Any Any business that adheres to the level of discipline that guides The Dragas Cos. must have an interesting history. Maybe there’s a long-past corporate failure that produced a resolution for increased attention to detail or an owner’s career in the military that translated into an equally tight-run corporate ship. For the Virginia Beach, Va.–based builder, it’s a family history of wartime deprivation and years of scraping to get by.
Founder George Dragas, the son of Greek immigrants, was a young boy when his mother took her children to Greece to visit relatives. While they were there, World War II broke out. The family barely survived the Nazi occupation. Upon returning to the U.S., George learned that his father had died in an accident at work, leaving his mother to work as a seamstress in a factory to raise four children.
“They faced that kind of do-or-die situation,” says George’s daughter Helen Dragas, who cut her teeth in the business at 13 conducting customer service interviews. She now serves as the company’s president and CEO. “It’s that gut level, ‘anything can happen’ mindset.” It instilled in George—and now Helen—extraordinary prudence in an industry in which major decisions often are made without solid data to support them. “My father worked hard to build the company,” Dragas says. “He didn’t want to put himself at risk of losing it.”
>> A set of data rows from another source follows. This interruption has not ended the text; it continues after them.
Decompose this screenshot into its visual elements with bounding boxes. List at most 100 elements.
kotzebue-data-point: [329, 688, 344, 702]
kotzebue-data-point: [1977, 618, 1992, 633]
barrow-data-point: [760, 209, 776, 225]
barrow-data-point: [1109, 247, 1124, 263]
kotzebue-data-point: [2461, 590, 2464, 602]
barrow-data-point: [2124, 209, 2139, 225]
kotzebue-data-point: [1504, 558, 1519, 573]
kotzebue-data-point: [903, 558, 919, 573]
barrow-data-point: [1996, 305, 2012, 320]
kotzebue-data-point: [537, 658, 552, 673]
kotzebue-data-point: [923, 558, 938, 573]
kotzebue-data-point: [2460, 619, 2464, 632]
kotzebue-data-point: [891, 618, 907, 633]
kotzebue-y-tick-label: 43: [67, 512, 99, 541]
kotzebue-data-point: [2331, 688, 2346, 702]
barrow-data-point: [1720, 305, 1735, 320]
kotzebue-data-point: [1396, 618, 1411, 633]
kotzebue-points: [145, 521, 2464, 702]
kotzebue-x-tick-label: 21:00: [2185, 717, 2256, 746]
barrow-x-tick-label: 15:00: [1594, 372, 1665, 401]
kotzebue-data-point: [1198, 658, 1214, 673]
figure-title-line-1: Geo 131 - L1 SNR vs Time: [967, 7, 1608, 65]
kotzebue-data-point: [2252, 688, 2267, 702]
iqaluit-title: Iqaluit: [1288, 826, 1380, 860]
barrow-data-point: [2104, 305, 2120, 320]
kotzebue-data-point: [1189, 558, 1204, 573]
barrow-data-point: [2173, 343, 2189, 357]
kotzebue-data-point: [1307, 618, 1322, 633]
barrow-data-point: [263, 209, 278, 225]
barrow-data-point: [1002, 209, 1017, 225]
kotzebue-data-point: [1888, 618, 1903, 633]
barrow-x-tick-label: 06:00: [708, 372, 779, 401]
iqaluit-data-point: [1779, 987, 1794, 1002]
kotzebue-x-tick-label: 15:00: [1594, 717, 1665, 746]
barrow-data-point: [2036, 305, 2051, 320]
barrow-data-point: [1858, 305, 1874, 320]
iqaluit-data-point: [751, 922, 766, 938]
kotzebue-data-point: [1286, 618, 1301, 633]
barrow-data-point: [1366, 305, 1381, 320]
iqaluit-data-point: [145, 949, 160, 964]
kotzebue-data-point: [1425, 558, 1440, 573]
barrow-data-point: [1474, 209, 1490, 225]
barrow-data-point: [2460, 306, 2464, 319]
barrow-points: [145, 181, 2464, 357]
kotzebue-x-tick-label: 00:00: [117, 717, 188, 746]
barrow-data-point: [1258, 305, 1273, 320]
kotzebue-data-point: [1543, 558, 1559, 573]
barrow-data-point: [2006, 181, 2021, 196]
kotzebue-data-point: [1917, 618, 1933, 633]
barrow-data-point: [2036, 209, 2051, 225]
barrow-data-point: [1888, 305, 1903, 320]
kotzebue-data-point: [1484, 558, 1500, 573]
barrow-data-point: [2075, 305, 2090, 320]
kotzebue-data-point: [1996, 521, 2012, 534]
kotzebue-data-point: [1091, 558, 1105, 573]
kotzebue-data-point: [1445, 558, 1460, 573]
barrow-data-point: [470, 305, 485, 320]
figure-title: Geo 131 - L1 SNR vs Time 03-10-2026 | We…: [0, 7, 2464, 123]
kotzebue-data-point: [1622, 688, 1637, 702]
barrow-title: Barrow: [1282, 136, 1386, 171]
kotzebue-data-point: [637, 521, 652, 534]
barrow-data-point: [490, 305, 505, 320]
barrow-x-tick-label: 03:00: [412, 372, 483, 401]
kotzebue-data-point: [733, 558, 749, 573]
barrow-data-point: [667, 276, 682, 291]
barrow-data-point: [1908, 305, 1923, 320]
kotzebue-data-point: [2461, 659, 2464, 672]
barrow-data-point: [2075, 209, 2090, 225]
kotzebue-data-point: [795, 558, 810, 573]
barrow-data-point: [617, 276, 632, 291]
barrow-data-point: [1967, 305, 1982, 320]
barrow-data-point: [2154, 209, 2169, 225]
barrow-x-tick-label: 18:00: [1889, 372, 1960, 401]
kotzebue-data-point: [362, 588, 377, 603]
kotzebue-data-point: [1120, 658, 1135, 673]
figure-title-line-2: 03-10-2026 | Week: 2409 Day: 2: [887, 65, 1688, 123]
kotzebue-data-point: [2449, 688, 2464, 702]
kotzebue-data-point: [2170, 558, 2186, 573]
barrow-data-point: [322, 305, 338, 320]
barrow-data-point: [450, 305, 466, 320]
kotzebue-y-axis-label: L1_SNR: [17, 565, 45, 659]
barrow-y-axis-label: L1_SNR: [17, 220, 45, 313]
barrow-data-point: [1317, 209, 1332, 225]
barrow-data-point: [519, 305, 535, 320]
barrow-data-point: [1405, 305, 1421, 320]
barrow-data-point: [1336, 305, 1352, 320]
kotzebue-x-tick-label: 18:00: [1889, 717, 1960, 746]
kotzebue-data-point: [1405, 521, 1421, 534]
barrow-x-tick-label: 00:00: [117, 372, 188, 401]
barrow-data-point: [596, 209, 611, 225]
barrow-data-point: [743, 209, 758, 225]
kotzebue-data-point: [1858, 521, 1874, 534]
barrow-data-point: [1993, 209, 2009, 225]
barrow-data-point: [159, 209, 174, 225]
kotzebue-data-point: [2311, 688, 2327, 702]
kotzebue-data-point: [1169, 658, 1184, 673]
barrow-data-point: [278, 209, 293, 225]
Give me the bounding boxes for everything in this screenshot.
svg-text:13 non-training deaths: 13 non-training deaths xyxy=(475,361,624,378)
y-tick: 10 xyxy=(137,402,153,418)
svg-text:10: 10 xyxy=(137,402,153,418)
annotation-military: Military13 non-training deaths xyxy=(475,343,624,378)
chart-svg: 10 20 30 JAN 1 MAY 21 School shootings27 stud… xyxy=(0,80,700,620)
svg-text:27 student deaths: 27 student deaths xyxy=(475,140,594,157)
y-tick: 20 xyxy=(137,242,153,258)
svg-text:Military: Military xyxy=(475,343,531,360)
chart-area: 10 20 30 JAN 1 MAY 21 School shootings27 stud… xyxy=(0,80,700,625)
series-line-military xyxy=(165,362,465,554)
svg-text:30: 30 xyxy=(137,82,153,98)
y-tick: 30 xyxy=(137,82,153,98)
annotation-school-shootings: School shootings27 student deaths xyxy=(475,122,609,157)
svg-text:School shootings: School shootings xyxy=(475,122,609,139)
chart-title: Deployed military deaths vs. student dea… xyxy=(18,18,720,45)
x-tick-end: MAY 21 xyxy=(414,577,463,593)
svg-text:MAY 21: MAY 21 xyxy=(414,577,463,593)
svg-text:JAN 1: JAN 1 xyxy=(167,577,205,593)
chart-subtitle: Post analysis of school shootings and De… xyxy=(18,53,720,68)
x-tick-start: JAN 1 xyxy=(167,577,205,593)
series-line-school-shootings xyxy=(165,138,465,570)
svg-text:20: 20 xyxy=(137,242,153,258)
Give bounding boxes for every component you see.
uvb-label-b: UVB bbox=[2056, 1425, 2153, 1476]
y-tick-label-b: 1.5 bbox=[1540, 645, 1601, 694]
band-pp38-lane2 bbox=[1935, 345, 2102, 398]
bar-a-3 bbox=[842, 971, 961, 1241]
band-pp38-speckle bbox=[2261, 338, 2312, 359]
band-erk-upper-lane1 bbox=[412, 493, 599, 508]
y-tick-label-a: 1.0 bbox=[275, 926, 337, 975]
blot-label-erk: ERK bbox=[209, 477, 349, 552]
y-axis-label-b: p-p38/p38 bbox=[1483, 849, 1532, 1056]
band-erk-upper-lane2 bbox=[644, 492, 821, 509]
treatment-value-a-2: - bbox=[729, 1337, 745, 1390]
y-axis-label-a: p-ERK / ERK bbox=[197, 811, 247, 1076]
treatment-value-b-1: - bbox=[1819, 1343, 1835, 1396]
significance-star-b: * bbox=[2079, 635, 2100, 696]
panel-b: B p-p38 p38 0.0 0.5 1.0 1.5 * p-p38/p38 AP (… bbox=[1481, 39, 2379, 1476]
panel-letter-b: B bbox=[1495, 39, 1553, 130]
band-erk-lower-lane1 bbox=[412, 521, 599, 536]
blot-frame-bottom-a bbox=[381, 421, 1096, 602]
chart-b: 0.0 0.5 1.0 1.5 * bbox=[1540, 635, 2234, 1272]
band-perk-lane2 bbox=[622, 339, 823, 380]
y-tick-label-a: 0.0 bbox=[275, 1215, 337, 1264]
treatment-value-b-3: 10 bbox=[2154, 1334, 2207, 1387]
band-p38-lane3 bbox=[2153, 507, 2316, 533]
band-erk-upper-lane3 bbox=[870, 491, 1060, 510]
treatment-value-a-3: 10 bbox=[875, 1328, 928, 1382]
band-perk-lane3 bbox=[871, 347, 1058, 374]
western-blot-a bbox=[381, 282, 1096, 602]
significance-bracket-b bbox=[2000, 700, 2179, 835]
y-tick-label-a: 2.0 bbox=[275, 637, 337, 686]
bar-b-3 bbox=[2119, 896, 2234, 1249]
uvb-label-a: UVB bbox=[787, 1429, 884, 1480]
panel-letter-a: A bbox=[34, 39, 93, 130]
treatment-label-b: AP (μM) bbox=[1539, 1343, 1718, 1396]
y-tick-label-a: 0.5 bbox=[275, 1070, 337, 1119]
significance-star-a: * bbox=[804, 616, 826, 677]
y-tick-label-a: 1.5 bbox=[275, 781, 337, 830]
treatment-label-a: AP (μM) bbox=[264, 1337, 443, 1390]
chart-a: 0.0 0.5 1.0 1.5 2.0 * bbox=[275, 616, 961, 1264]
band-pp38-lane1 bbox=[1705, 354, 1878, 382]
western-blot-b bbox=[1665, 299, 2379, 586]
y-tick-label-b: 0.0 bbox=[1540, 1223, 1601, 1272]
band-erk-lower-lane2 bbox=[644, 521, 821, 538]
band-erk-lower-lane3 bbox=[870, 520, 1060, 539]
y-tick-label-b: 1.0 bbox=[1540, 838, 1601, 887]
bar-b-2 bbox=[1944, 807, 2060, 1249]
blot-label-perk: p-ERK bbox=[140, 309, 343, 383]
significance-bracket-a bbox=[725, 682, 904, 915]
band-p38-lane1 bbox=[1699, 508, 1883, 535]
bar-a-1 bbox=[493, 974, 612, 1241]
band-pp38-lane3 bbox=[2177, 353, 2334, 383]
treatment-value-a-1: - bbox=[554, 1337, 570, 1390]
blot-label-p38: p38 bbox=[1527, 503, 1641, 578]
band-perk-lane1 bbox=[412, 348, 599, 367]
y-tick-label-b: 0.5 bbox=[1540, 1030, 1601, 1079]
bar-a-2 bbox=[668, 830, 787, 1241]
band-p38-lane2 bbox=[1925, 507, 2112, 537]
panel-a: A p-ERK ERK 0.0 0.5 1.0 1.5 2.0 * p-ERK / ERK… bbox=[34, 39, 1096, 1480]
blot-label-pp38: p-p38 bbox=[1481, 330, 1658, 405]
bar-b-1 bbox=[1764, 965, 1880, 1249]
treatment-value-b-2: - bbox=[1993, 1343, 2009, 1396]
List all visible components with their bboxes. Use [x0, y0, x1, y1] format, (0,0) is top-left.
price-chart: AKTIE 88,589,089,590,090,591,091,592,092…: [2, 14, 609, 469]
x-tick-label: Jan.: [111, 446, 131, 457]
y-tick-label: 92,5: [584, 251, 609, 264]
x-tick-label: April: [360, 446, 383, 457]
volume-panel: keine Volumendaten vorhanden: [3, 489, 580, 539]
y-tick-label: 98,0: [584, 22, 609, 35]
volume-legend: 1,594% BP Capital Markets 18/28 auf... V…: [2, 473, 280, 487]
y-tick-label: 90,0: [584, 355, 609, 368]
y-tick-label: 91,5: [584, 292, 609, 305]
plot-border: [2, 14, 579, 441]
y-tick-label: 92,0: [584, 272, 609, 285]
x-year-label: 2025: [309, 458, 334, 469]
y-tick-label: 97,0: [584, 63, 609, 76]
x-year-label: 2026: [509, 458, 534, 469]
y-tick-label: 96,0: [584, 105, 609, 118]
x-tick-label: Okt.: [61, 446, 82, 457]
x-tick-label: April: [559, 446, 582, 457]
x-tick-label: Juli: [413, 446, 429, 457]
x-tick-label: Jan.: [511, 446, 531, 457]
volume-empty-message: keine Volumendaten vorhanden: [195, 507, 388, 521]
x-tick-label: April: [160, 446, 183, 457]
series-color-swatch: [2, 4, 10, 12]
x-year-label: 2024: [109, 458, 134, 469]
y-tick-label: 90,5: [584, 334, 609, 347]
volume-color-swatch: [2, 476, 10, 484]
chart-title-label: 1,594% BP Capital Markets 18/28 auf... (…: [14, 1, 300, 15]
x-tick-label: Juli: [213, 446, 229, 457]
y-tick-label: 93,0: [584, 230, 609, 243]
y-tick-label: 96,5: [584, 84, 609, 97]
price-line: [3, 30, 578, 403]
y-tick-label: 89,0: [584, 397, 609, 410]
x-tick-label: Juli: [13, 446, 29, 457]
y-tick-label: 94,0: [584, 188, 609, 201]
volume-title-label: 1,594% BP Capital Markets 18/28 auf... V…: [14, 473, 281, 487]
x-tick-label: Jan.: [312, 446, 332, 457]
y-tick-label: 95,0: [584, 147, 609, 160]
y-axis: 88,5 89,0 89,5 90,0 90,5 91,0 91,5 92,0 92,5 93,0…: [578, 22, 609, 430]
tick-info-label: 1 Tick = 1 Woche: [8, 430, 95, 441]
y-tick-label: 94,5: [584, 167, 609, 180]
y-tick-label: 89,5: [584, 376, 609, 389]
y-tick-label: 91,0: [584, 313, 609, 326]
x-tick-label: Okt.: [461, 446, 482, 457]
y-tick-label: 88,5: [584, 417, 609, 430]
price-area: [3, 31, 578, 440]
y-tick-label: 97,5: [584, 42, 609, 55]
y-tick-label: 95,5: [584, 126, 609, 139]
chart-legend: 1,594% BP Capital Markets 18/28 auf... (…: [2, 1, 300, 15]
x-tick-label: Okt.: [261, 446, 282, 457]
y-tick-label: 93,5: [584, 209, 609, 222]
Risk aversion may seem like a contradiction for a builder, but it’s part of an ultra-conservative financial philosophy that has guided The Dragas Cos. since it opened in 1968. It has virtually no debt—generally, less than 10 percent of equity. The company experienced a 686 percent increase in revenue between 2001 and 2007. In addition, Dragas produced the highest number of closings in its 40-year history in 2007; both closings and revenue were more than double that of the 2004 peak market year.
America’s Best Builder judge Vernon McKown, president of Norman, Okla.–based Ideal Homes and a 2007 America’s Best Builder winner, is clearly awestruck by the company’s fiscal and operational chops.
“Their company embodies a well-run machine,” McKown says. “Every piece complements the other. It all culminates in the final results. … Here, I find a new hero in Virginia Beach.”
Having minimal debt gives the company flexibility that most home builders only dream of achieving. It means the builder isn’t hampered by the operating constraints imposed by lenders, such as restrictions on starts or the reappraisal of land.
“It does allow us to survive the really tough cycles this industry goes through unfailingly over time,” Dragas says. “We may not have the highest return on equity, but we will be here to have returns through thick and thin. There’s a personal side to it as well. I think we have always slept better at night having a pretty clean balance sheet.”